Un sistema molto generoso, che in un anno costa alla Regione Veneto 4,4 milioni di euro e può garantire a un gruppo piemontese fino a 1,4 milioni. Un canale capillare e invisibile: spesso stabilito con oscure delibere dell’ufficio di presidenza, si perde nelle pieghe dei bilanci. Opera in modo automatico e, particolare non indifferente, a stabilirne entità, presupposti e condizioni sono le stesse persone che lo incassano. Cioè i consiglieri, i quali non fanno altro che rivedere e aggiornare le norme (e soprattutto le somme). In trent’anni, hanno sfornato 150 leggi dedicate esclusivamente a questa materia. Più le molteplici norme inserite in leggi a contenuto vario. Il record spetta alla Liguria, che è riuscita a produrre sedici leggi: nel 1990 addirittura due nel giro di un mese, nel 2001 tre in 7 mesi (e di mezzo c’era l’estate).
Districarsi nell’esito di tale furore legislativo è un’impresa.
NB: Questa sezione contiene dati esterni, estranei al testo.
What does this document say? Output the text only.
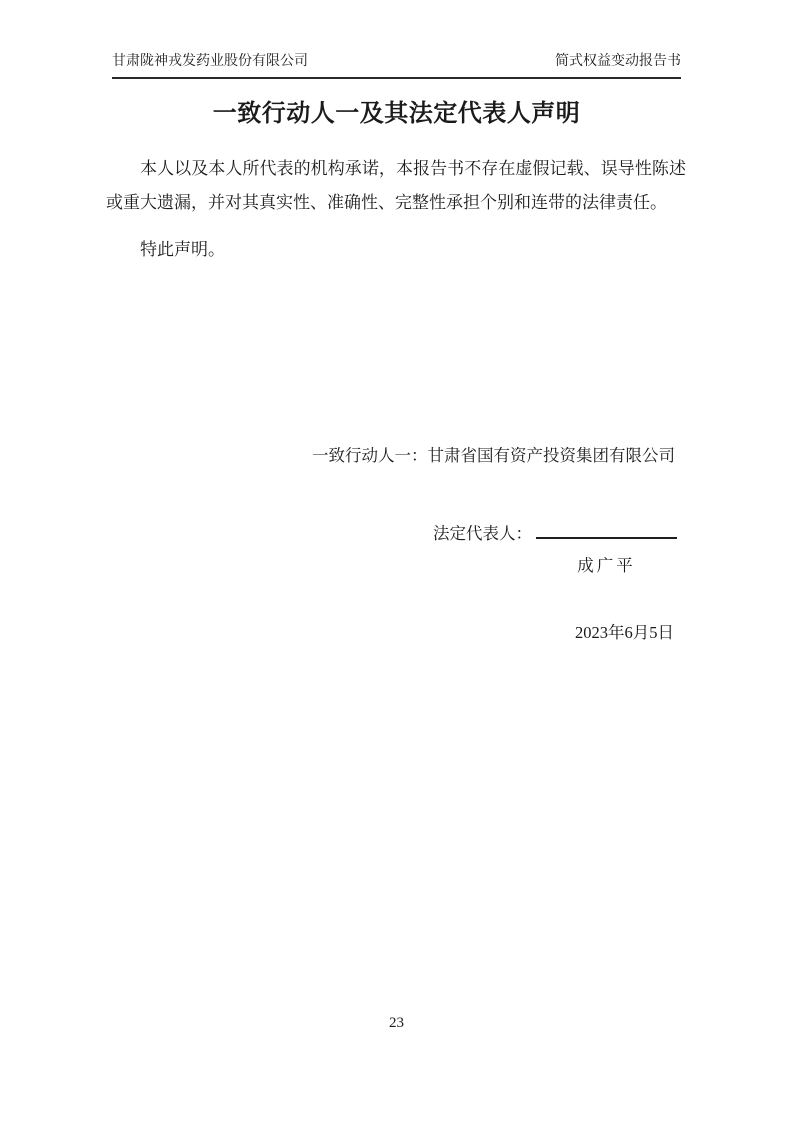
甘肃陇神戎发药业股份有限公司	简式权益变动报告书
一致行动人一及其法定代表人声明
本人以及本人所代表的机构承诺，本报告书不存在虚假记载、误导性陈述或重大遗漏，并对其真实性、准确性、完整性承担个别和连带的法律责任。
特此声明。
一致行动人一：甘肃省国有资产投资集团有限公司
法定代表人：
成广平
2023年6月5日
23
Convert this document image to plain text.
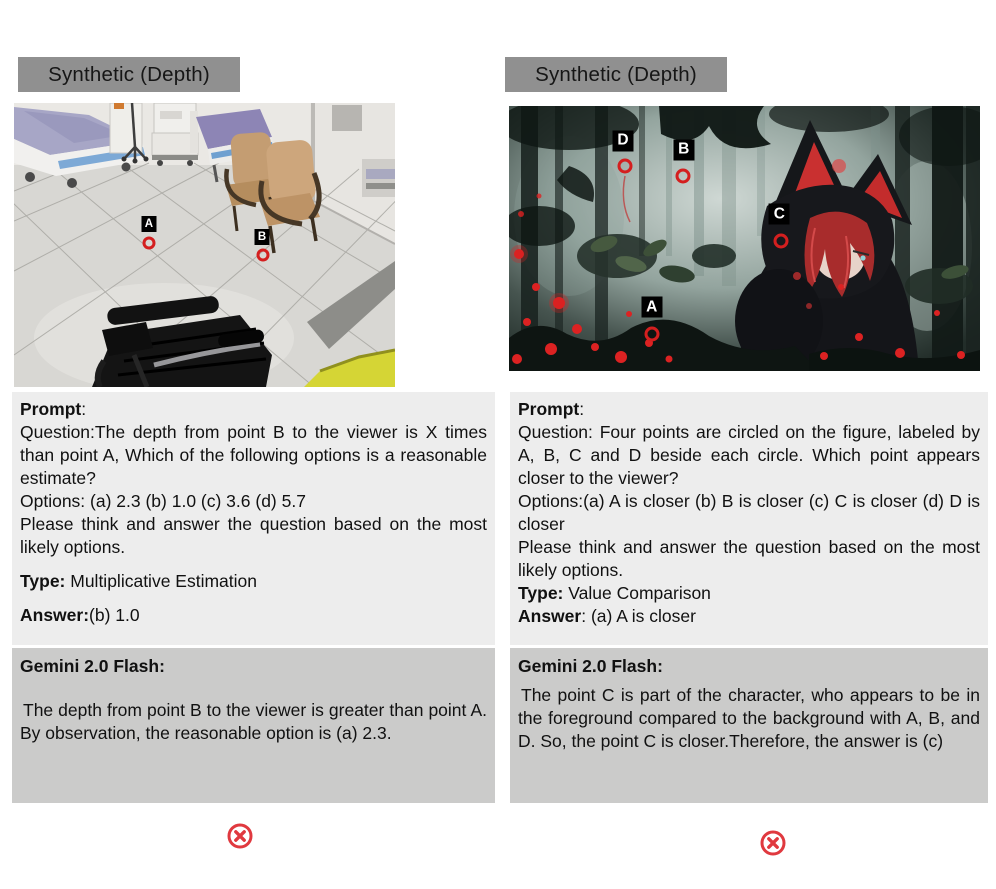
Synthetic (Depth)
A
B
Prompt:
Question:The depth from point B to the viewer is X times than point A, Which of the following options is a reasonable estimate?
Options: (a) 2.3 (b) 1.0 (c) 3.6 (d) 5.7
Please think and answer the question based on the most likely options.
Type: Multiplicative Estimation
Answer:(b) 1.0
Gemini 2.0 Flash:
The depth from point B to the viewer is greater than point A. By observation, the reasonable option is (a) 2.3.
Synthetic (Depth)
D
B
C
A
Prompt:
Question: Four points are circled on the figure, labeled by A, B, C and D beside each circle. Which point appears closer to the viewer?
Options:(a) A is closer (b) B is closer (c) C is closer (d) D is closer
Please think and answer the question based on the most likely options.
Type: Value Comparison
Answer: (a) A is closer
Gemini 2.0 Flash:
The point C is part of the character, who appears to be in the foreground compared to the background with A, B, and D. So, the point C is closer.Therefore, the answer is (c)
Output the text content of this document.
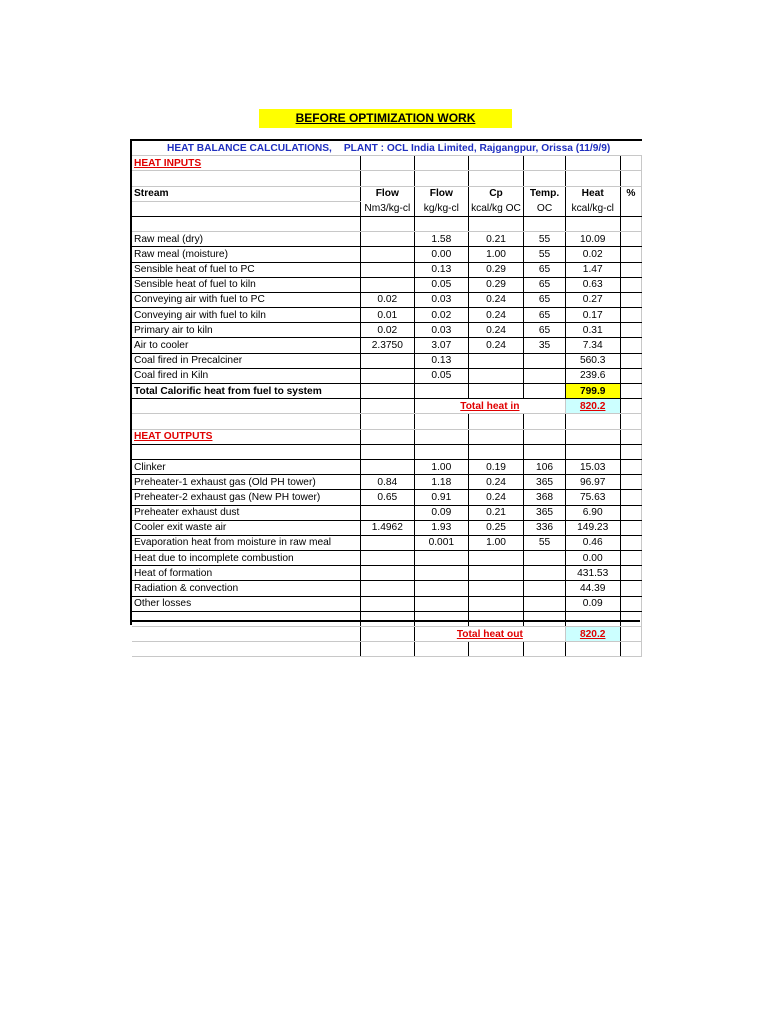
BEFORE OPTIMIZATION WORK
HEAT BALANCE CALCULATIONS, PLANT : OCL India Limited, Rajgangpur, Orissa (11/9/9)						
HEAT INPUTS						

Stream	Flow	Flow	Cp	Temp.	Heat	%
	Nm3/kg-cl	kg/kg-cl	kcal/kg OC	OC	kcal/kg-cl	

Raw meal (dry)		1.58	0.21	55	10.09	
Raw meal (moisture)		0.00	1.00	55	0.02	
Sensible heat of fuel to PC		0.13	0.29	65	1.47	
Sensible heat of fuel to kiln		0.05	0.29	65	0.63	
Conveying air with fuel to PC	0.02	0.03	0.24	65	0.27	
Conveying air with fuel to kiln	0.01	0.02	0.24	65	0.17	
Primary air to kiln	0.02	0.03	0.24	65	0.31	
Air to cooler	2.3750	3.07	0.24	35	7.34	
Coal fired in Precalciner		0.13			560.3	
Coal fired in Kiln		0.05			239.6	
Total Calorific heat from fuel to system					799.9	
		Total heat in			820.2	

HEAT OUTPUTS						

Clinker		1.00	0.19	106	15.03	
Preheater-1 exhaust gas (Old PH tower)	0.84	1.18	0.24	365	96.97	
Preheater-2 exhaust gas (New PH tower)	0.65	0.91	0.24	368	75.63	
Preheater exhaust dust		0.09	0.21	365	6.90	
Cooler exit waste air	1.4962	1.93	0.25	336	149.23	
Evaporation heat from moisture in raw meal		0.001	1.00	55	0.46	
Heat due to incomplete combustion					0.00	
Heat of formation					431.53	
Radiation & convection					44.39	
Other losses					0.09	

		Total heat out			820.2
A ciascun gruppo consiliare ligure è assegnato un contributo mensile di 1.500 euro «per iniziative politiche» più 750 per ogni componente «per attività legate ai lavori del Consiglio». A ciò si aggiunge un’ulteriore somma, ricavata con un’operazione matematica: il 10% del totale dei contributi di cui sopra diviso per il numero dei consiglieri. Il risultato è un’altra mancia di alcune centinaia di euro. Ma non è tutto. Ogni gruppo riceve anche una cifra per il personale, determinata sulla busta paga (lorda, compresi straordinari e buoni pasto) di due dirigenti regionali. Per i gruppi più numerosi, questa voce va moltiplicata per coefficienti variabili, anche superiori a dieci.
Fin qui i denari. Poi ci sono «attrezzature e servizi», forniti in quantità dal Consiglio: uffici, telefono, fax, computer, posta, cancelleria...
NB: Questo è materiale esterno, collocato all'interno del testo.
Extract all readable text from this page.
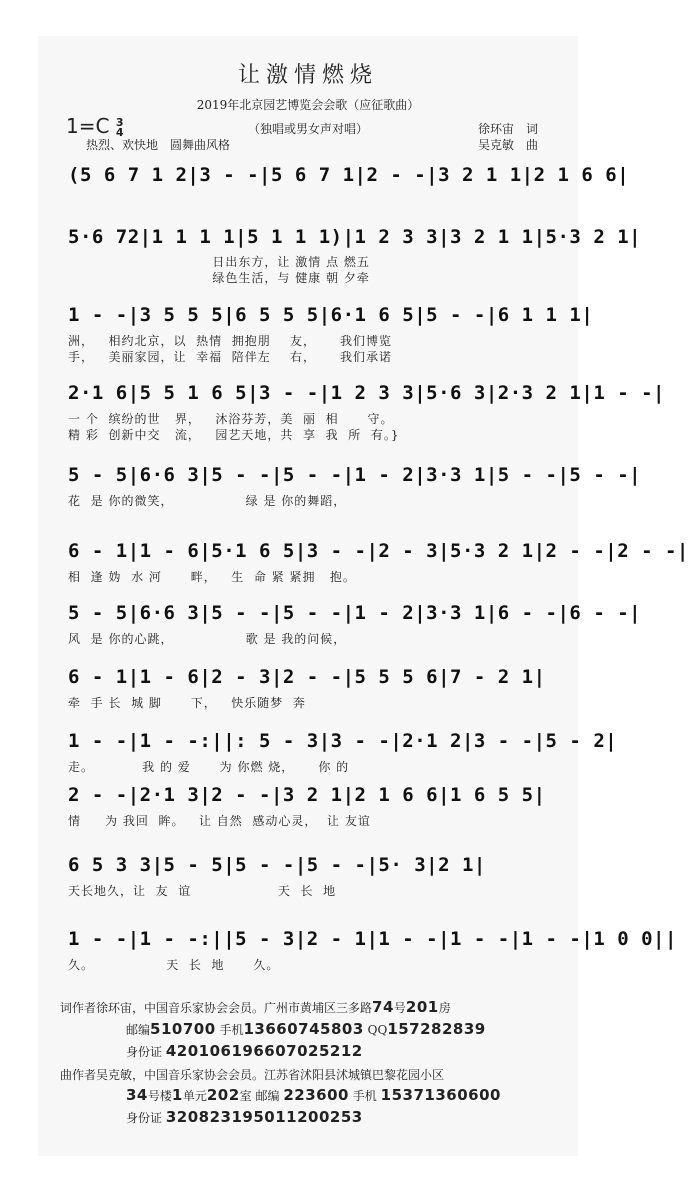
让激情燃烧
2019年北京园艺博览会会歌（应征歌曲）
1=C 3
4	（独唱或男女声对唱）
热烈、欢快地　圆舞曲风格
徐环宙　词
吴克敏　曲
(5 6 7 1 2|3 - -|5 6 7 1|2 - -|3 2 1 1|2 1 6 6|
5·6 72|1 1 1 1|5 1 1 1)|1 2 3 3|3 2 1 1|5·3 2 1|
日出东方，让 激情 点 燃五
绿色生活，与 健康 朝 夕牵
1 - -|3 5 5 5|6 5 5 5|6·1 6 5|5 - -|6 1 1 1|
洲，   相约北京，以  热情  拥抱朋    友，     我们博览
手，   美丽家园，让  幸福  陪伴左    右，     我们承诺
2·1 6|5 5 1 6 5|3 - -|1 2 3 3|5·6 3|2·3 2 1|1 - -|
一 个  缤纷的世   界，   沐浴芬芳，美  丽  相      守。
精 彩  创新中交   流，   园艺天地，共  享  我  所  有。}
5 - 5|6·6 3|5 - -|5 - -|1 - 2|3·3 1|5 - -|5 - -|
花  是 你的微笑，               绿 是 你的舞蹈，
6 - 1|1 - 6|5·1 6 5|3 - -|2 - 3|5·3 2 1|2 - -|2 - -|
相  逢 妫  水 河      畔，   生  命 紧 紧拥   抱。
5 - 5|6·6 3|5 - -|5 - -|1 - 2|3·3 1|6 - -|6 - -|
风  是 你的心跳，               歌 是 我的问候，
6 - 1|1 - 6|2 - 3|2 - -|5 5 5 6|7 - 2 1|
牵  手 长  城 脚      下，   快乐随梦  奔
1 - -|1 - -:||: 5 - 3|3 - -|2·1 2|3 - -|5 - 2|
走。          我 的 爱      为 你燃 烧，     你 的
2 - -|2·1 3|2 - -|3 2 1|2 1 6 6|1 6 5 5|
情     为 我回  眸。   让 自然  感动心灵，  让 友谊
6 5 3 3|5 - 5|5 - -|5 - -|5· 3|2 1|
天长地久，让  友  谊                  天  长  地
1 - -|1 - -:||5 - 3|2 - 1|1 - -|1 - -|1 - -|1 0 0||
久。               天  长  地      久。
词作者徐环宙，中国音乐家协会会员。广州市黄埔区三多路74号201房
邮编510700 手机13660745803 QQ157282839
身份证 420106196607025212
曲作者吴克敏，中国音乐家协会会员。江苏省沭阳县沭城镇巴黎花园小区
34号楼1单元202室 邮编 223600 手机 15371360600
身份证 320823195011200253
Naturalmente la Liguria non è l’eccezione, ma solo la sublimazione della regola. Analoghe regole esistono ovunque: un contributo fisso uguale per tutti, uno flessibile sulla base dell’ampiezza dei gruppi, un altro per ciascun consigliere. Più uffici e personale.
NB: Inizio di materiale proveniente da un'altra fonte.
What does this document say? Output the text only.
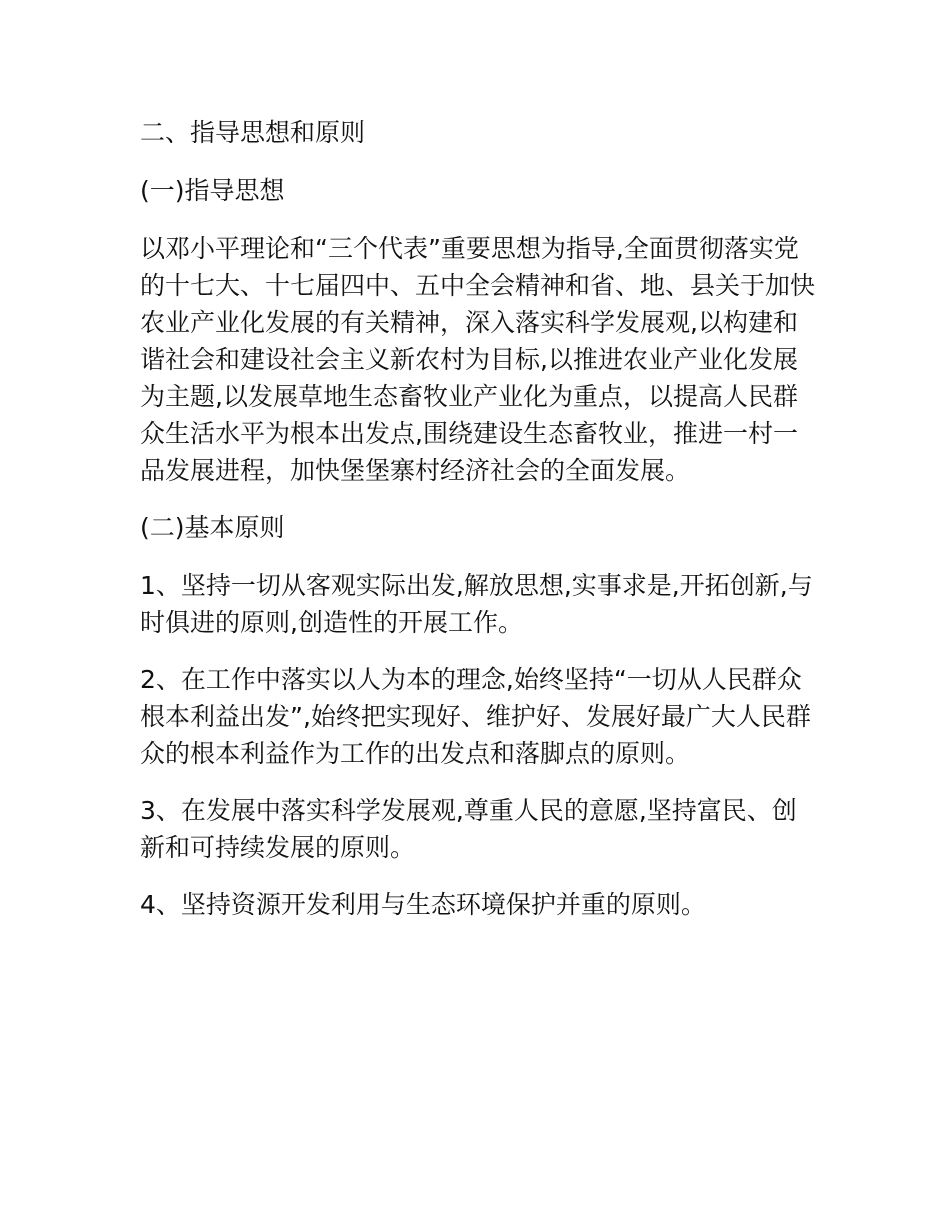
二、指导思想和原则

(一)指导思想

以邓小平理论和“三个代表”重要思想为指导,全面贯彻落实党的十七大、十七届四中、五中全会精神和省、地、县关于加快农业产业化发展的有关精神，深入落实科学发展观,以构建和谐社会和建设社会主义新农村为目标,以推进农业产业化发展为主题,以发展草地生态畜牧业产业化为重点，以提高人民群众生活水平为根本出发点,围绕建设生态畜牧业，推进一村一品发展进程，加快堡堡寨村经济社会的全面发展。

(二)基本原则

1、坚持一切从客观实际出发,解放思想,实事求是,开拓创新,与时俱进的原则,创造性的开展工作。

2、在工作中落实以人为本的理念,始终坚持“一切从人民群众根本利益出发”,始终把实现好、维护好、发展好最广大人民群众的根本利益作为工作的出发点和落脚点的原则。

3、在发展中落实科学发展观,尊重人民的意愿,坚持富民、创新和可持续发展的原则。

4、坚持资源开发利用与生态环境保护并重的原则。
Solo la Toscana - onore alla trasparenza - pubblica sul sito internet dei gruppi la legge che determina i contributi mensili. Ma non è meno intricata e munifica delle altre: ogni mese 1.800 euro fissi per gruppo più 450 per ciascun consigliere più 200 per ciascun consigliere privo di altre cariche (i cosiddetti peones) più un’altra somma variabile da 248 a 407 euro.
Una norma specifica è dedicata «all’aggiornamento, studio e documentazione, comprese l’acquisizione di consulenze qualificate e la collaborazione di esperti, nonché alla diffusione nella società civile della conoscenza dell’attività dei gruppi»: ancora 1.539 euro per i monogruppi, fino a 3.316 per quelli con oltre venti consiglieri. Previsione, quest’ultima, tagliata su misura per i Ds, che in Toscana sono l’unico partito a poter superare i venti consiglieri (ne hanno ventitré).
In Toscana tutti i contributi sono erogati con rate trimestrali anticipate e ai gruppi sono garantiti «locali, attrezzature e beni strumentali». Quanto ai telefoni, canone fisso e 80 per cento dei consumi sono a carico della Regione. Viceversa in Piemonte il Consiglio regionale mette a disposizione dei gruppi - oltre ad analoghi contributi monetari - solo gli uffici, ma telefoni e bollette sono a carico dei politici.
In Puglia le spese telefoniche sono conteggiate come una voce a parte: 1.800 euro annui per ogni gruppo, altrettanti per ogni consigliere. La legge umbra garantisce «terminali, telefax, personale computer, fotocopiatrici e una o più linee telefoniche interne ed esterne». Il Veneto pagherà quest’anno 340mila euro solo per telefoni, cancelleria, posta e fotocopie dei gruppi.
In Basilicata, oltre a contributi economici e personale, la legge si cura di prevedere una «sede adeguata» per ciascun gruppo con «verifica annuale della sua congruità». Casomai da un anno all’altro gli uffici diventassero stretti. In Lombardia, gli uffici dei gruppi occupano tre piani del palazzo del Consiglio regionale e si estendono per oltre 3mila metri quadrati. In Piemonte, sono dislocati in quattro edifici. Hanno provato ad accorparli: tentativo fallito.
La Calabria assegna 2mila euro mensili per ciascun gruppo più 1.000 per ogni consigliere. Inoltre ogni anno viene erogato un ulteriore contributo che dipende dalla consistenza dei gruppi: da 5.165 euro per i più piccoli a 18.592 per i maggiori. Per l’assegnazione del personale c’è un’apposita tabella: i gruppi più numerosi hanno a disposizione fino a otto unità. In Veneto si arriva a concedere fino a dodici segretari per un gruppo consiliare.
In Abruzzo, il timore dell’inflazione ha indotto i consiglieri a prevedere per legge «l’aggiornamento periodico dei contributi in relazione all’indice di variazione dei prezzi al consumo per operai e impiegati». Non solo.

«Al fine di agevolare l’attività dei gruppi consiliari in materia di redazione del nuovo Statuto della Regione», nella passata legislatura i partiti abruzzesi si sono assegnati un contributo straordinario di 385mila euro in quattro anni.
Peccato che la legislatura sia finita, i soldi pure ma il nuovo Statuto non è ancora stato approvato.